For our polynomial approximation function class, the optimal estimate has givenDn model parameters ^~a(Equation A.6), since P(~ajDn) has a global maximum here. Equation A.5 shows that this only depends on the polynomial function class priors F, the output noise variances2 and the previously sampled input locationsfx1;x2;:::;xng. However, recall from equation A.5 that for this polynomial function class, the EISD between g and its estimate ^g depends only on the input xi values ​​in Dn and not on the observed yi values.

Gaussian Radial Basis Functions

The A-Posteriori Function Class Distribution

This means that we can simply remove the two \constant terms from the exponent and insert into equation A.21 the appropriate normalizing constants soP(~ajDn) becomes a standard probability distribution on~a:. A:24) Thus, RBF a The -posterior distribution is a multivariate Gaussian centered at ^~a (Equation A.23) with covariance n (Equation A.22).

The RBF EISD Measure

For our class of RBF approximation function, the optimal estimate relaxed Dn has model parameters ^~a (equation A.23), since the a-posterior distribution P(~ajDn) has a global maximum.
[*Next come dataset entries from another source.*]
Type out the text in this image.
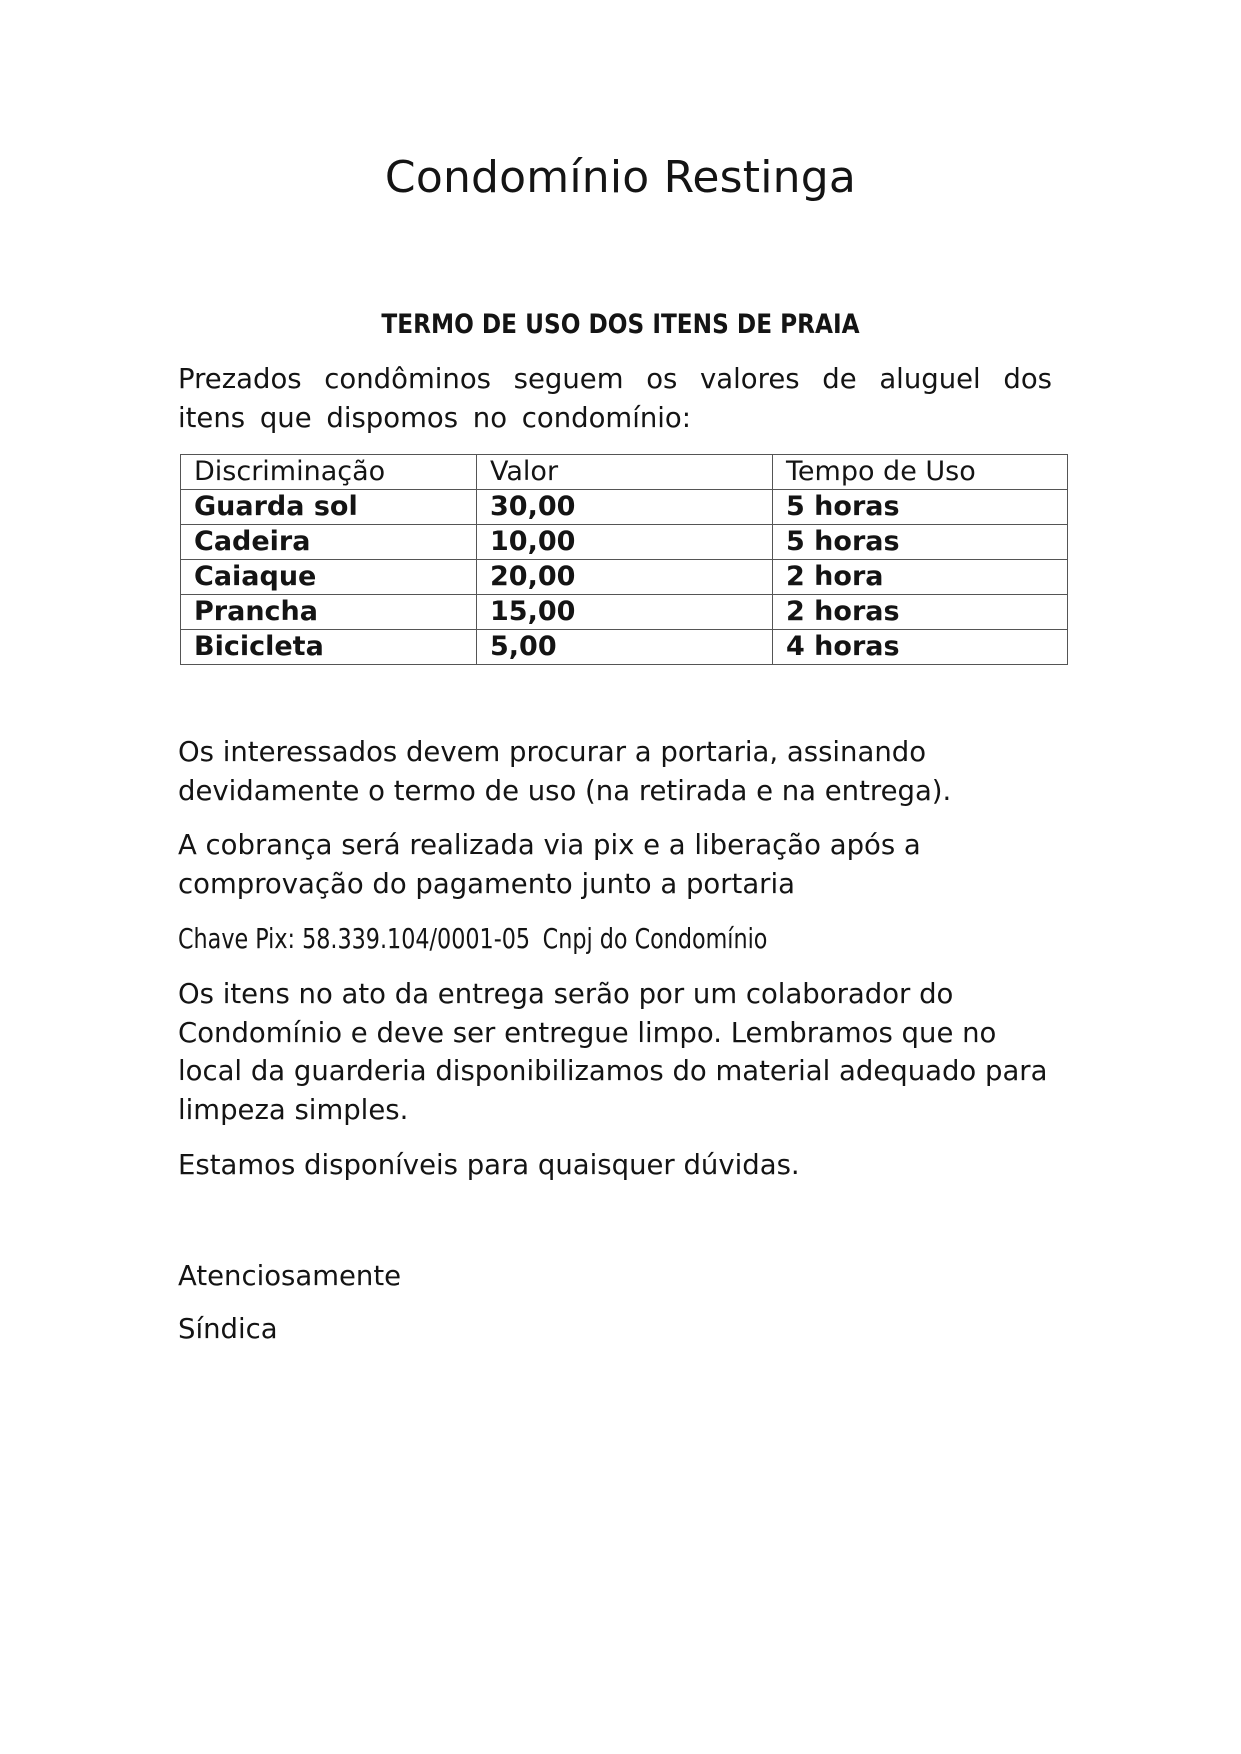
Condomínio Restinga
TERMO DE USO DOS ITENS DE PRAIA

Prezados condôminos seguem os valores de aluguel dos itens que dispomos no condomínio:

Discriminação	Valor	Tempo de Uso
Guarda sol	30,00	5 horas
Cadeira	10,00	5 horas
Caiaque	20,00	2 hora
Prancha	15,00	2 horas
Bicicleta	5,00	4 horas

Os interessados devem procurar a portaria, assinando devidamente o termo de uso (na retirada e na entrega).

A cobrança será realizada via pix e a liberação após a comprovação do pagamento junto a portaria

Chave Pix: 58.339.104/0001-05 Cnpj do Condomínio

Os itens no ato da entrega serão por um colaborador do Condomínio e deve ser entregue limpo. Lembramos que no local da guarderia disponibilizamos do material adequado para limpeza simples.

Estamos disponíveis para quaisquer dúvidas.

Atenciosamente

Síndica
Consider equation A.22, which depends only on the RBF function class before F, K fixed RBF Gaussian kernels fGi()ji= 1;:::;Kg, the variance of the output noise 2s and the previously sampled input locations fx1;x2 ;:: ::xng. In other words, previously observed data values ​​of y in Dn do not affect the EISD measurement (equation A.27) for this concept class of Gaussian RBF.

The RBF Total Output Uncertainty Measure

Recognition and localization of overlapping parts from sparse data in two and three dimensions.